A Methodology for Eliciting Data Privacy Requirements and Resolving Conflicts
Asmita Manna1, Anirban Sengupta2, Chandan Mazumdar3
1Asmita Manna*, Department of Computer Science and Engineering, Jadavpur University, Kolkata, India.
2Anirban Sengupta, Centre for Distributed Computing, Jadavpur University, Kolkata, India.
3Chandan Mazumdar, Department of Computer Science and Engineering, Jadavpur University, Kolkata, India.
Manuscript received on November 12, 2019. | Revised Manuscript received on November 23, 2019. | Manuscript published on 30 November, 2019. | PP: 8366-8374 | Volume-8 Issue-4, November 2019. | Retrieval Number: D9049118419/2019©BEIESP | DOI: 10.35940/ijrte.D9049.118419
Open Access | Ethics and Policies | Cite | Mendeley | Indexing and Abstracting
© The Authors. Blue Eyes Intelligence Engineering and Sciences Publication (BEIESP). This is an open access article under the CC-BY-NC-ND license (http://creativecommons.org/licenses/by-nc-nd/4.0/)

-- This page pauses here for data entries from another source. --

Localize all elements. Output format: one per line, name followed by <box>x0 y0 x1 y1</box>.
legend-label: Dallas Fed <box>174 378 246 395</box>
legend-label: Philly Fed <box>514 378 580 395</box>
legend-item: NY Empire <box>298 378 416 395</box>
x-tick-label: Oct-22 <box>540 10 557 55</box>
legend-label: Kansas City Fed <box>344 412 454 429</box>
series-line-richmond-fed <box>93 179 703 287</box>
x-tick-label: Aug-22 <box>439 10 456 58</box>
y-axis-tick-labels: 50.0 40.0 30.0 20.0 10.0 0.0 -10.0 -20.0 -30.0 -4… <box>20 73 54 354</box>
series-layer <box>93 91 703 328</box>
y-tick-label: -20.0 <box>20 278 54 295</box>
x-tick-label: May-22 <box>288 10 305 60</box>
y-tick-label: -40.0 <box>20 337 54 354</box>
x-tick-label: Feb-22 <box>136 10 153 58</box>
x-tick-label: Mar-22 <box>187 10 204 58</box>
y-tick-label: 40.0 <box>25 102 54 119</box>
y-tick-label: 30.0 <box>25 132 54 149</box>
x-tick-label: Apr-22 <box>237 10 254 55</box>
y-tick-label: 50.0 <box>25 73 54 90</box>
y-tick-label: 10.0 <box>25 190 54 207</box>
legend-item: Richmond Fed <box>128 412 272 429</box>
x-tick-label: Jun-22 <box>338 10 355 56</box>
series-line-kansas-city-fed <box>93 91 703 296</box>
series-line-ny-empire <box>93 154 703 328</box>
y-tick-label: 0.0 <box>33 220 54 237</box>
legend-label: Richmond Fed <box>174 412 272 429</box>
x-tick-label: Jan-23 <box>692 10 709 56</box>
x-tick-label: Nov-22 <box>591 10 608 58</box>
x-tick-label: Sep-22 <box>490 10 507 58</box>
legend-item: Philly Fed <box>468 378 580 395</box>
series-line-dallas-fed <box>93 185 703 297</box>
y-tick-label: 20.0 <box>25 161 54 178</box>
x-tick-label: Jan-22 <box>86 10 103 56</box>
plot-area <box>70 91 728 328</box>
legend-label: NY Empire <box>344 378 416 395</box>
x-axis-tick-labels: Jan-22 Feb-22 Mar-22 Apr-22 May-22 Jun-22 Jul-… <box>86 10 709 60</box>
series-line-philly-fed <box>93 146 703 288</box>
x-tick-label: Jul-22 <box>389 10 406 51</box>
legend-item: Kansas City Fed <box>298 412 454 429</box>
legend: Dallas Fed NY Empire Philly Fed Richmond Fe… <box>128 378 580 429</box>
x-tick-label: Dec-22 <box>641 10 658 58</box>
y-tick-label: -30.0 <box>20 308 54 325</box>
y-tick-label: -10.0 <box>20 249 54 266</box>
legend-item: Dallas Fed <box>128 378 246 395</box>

Abstract: Privacy is one of the major concerns of data protection where personal data of individuals are used by enterprises for providing services. To ensure the rights of citizens, different legal authorities, including European Union, have made it mandatory for enterprises to implement certain privacy principles. An enterprise may also have its own set of privacy principles that help provide customized privacy experience to its customers, with the motive of retaining its customer base and weaning away customers from its competitors. To ensure privacy compliance with legal policies, enterprise privacy principles and expectations of customers, the system design should consider the privacy requirements emanating from all these sources. However, the requirements are often expressed in natural languages, which are difficult to interpret for system designers. In this paper, a logic-based methodology is proposed to formally express privacy requirements emanating from all three different sources. The methodology also includes an algorithm to identify and resolve conflicts among elicited privacy requirements. The proposed approach can be considered as the first step towards ensuring privacy compliance. This would help an enterprise to identify conflicting privacy requirements, resolve conflicts as per pre-defined rules and identify implementable privacy principles to enable the management of privacy compliance.
Keywords: Privacy Policy, Privacy Requirements, Privacy Requirement Engineering, Conflict Resolution of Policies.
Scope of the Article: Requirements Engineering.